GenAIReading: Augmenting Human Cognition with Interactive Digital Textbooks Using Large Language Models and Image Generation Models
Ryugo Morita, Ko Watanabe, Jinjia Zhou, Andreas Dengel, Shoya Ishimaru
TL;DR
The paper investigates cognitive augmentation in education by augmenting digital textbooks with Generative AI tools. It introduces a two-phase pipeline combining LLM-generated text summaries with image generation and a Summary Image Selector to produce visually aligned content, evaluated via eye-tracking and post-reading tests. Results show that AI-generated text summaries, images, and especially image-based summaries significantly improve learning outcomes, with gains up to 7.50% and effects moderated by learners' preferences for text or visuals. The work demonstrates the potential of adaptive, multimodal GenAI-enabled textbooks and provides design guidance for personalized educational tools.
Abstract
Cognitive augmentation is a cornerstone in advancing education, particularly through personalized learning.
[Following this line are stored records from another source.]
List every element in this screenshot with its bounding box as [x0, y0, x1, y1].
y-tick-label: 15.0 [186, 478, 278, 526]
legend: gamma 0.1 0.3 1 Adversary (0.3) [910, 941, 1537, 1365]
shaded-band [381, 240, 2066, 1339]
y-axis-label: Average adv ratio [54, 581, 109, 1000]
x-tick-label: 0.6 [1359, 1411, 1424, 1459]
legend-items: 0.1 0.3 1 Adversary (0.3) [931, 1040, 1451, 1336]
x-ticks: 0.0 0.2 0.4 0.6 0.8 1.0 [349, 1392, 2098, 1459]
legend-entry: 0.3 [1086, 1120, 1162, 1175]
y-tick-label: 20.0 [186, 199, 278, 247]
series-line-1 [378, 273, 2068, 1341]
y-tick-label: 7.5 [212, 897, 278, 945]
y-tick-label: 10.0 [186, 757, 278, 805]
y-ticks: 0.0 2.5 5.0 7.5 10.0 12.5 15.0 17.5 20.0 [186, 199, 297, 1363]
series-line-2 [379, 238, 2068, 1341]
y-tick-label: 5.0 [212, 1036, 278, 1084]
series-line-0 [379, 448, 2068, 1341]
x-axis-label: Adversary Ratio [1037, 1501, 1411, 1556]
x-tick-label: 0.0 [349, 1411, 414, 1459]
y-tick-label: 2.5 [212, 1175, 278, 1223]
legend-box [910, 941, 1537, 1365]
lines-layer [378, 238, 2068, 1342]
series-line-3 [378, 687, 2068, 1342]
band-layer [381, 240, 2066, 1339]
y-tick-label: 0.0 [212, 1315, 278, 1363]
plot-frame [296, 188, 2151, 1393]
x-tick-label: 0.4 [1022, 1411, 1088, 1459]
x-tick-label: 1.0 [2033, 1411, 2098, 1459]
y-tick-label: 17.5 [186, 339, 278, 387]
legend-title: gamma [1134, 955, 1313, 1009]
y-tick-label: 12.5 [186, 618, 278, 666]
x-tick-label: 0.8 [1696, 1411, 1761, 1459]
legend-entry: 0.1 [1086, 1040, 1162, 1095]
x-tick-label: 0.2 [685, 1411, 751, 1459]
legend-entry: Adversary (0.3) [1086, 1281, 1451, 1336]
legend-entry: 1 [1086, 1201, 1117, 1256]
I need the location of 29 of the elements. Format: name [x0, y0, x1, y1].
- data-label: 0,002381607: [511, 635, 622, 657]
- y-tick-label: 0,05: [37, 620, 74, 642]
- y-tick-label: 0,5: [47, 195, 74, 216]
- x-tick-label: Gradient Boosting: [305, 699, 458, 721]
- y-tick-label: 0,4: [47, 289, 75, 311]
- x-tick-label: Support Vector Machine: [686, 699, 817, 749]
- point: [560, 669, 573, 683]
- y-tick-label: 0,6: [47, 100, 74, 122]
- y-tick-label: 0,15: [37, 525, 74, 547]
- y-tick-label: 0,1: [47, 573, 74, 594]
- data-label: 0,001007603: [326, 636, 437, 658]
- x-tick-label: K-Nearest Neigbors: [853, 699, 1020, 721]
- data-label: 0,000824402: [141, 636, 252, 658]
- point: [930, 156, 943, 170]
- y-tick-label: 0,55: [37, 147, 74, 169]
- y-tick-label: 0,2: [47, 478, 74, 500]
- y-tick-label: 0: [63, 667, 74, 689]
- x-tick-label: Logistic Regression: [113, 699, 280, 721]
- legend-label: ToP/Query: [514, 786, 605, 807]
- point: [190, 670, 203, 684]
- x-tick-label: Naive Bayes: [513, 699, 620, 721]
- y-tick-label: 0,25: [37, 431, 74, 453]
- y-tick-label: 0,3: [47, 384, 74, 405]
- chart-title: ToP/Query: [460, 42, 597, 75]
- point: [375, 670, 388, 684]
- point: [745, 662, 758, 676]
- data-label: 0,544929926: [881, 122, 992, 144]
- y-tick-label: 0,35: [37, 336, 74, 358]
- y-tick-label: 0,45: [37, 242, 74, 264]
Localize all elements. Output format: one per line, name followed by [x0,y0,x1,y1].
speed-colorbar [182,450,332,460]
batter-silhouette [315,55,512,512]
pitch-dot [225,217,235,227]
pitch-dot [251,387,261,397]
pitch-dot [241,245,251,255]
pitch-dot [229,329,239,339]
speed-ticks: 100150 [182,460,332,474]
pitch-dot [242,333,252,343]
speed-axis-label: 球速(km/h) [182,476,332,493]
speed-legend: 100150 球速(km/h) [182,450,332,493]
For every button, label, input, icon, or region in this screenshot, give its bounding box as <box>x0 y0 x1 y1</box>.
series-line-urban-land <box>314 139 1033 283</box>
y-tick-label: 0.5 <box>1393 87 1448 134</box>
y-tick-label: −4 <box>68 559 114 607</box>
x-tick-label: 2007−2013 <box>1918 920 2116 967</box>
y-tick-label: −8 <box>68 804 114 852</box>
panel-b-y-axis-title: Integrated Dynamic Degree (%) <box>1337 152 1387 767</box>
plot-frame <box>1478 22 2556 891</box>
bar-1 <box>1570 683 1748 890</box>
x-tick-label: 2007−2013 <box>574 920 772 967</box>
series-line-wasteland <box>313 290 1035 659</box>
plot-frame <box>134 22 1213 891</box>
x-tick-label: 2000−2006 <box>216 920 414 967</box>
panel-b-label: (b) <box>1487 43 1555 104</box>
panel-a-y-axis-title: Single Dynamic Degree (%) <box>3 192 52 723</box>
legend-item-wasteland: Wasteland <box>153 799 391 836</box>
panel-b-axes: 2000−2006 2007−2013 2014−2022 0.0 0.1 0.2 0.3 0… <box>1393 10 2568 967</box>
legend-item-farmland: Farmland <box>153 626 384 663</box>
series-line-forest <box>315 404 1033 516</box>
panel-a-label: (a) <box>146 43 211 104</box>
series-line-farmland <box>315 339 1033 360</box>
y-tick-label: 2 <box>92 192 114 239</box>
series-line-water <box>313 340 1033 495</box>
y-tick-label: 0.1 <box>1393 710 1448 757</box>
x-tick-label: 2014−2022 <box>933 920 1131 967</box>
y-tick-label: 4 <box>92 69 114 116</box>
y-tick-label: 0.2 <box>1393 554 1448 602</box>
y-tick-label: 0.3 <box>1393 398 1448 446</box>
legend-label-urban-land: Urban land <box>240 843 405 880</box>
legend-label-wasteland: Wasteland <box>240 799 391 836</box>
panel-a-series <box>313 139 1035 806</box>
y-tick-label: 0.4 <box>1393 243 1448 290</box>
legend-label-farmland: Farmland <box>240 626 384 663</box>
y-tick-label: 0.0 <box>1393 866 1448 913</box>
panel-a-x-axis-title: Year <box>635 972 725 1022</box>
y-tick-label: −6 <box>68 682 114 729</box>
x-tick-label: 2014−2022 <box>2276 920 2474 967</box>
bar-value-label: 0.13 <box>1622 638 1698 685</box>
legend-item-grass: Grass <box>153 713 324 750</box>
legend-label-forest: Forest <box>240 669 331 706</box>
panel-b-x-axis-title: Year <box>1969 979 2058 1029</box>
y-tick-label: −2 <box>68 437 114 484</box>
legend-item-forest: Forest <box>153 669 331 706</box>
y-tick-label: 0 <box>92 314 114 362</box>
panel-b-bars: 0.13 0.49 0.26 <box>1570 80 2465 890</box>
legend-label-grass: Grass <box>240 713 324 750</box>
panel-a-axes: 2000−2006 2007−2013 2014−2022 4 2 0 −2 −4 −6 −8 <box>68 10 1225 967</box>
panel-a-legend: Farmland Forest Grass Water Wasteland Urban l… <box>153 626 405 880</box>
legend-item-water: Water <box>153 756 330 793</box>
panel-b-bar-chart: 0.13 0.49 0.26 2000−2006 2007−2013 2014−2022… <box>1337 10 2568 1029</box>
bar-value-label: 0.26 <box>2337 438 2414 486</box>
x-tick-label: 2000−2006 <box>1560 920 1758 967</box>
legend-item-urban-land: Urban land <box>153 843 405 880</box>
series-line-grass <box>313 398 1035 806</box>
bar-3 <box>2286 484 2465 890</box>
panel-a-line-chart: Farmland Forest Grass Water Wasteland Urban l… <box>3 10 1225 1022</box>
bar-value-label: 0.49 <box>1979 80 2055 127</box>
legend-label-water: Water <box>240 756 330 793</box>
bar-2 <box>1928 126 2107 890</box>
However, personalizing extensive textual materials, such as narratives and academic textbooks, remains challenging due to their heavy use, which can hinder learner engagement and understanding. Building on cognitive theories like Dual Coding Theory -- which posits that combining textual and visual information enhances comprehension and memory -- this study explores the potential of Generative AI (GenAI) to enrich educational materials. We utilized large language models (LLMs) to generate concise text summaries and image generation models (IGMs) to create visually aligned content from textual inputs. After recruiting 24 participants, we verified that integrating AI-generated supplementary materials significantly improved learning outcomes, increasing post-reading test scores by 7.50%. These findings underscore GenAI's transformative potential in creating adaptive learning environments that enhance cognitive augmentation.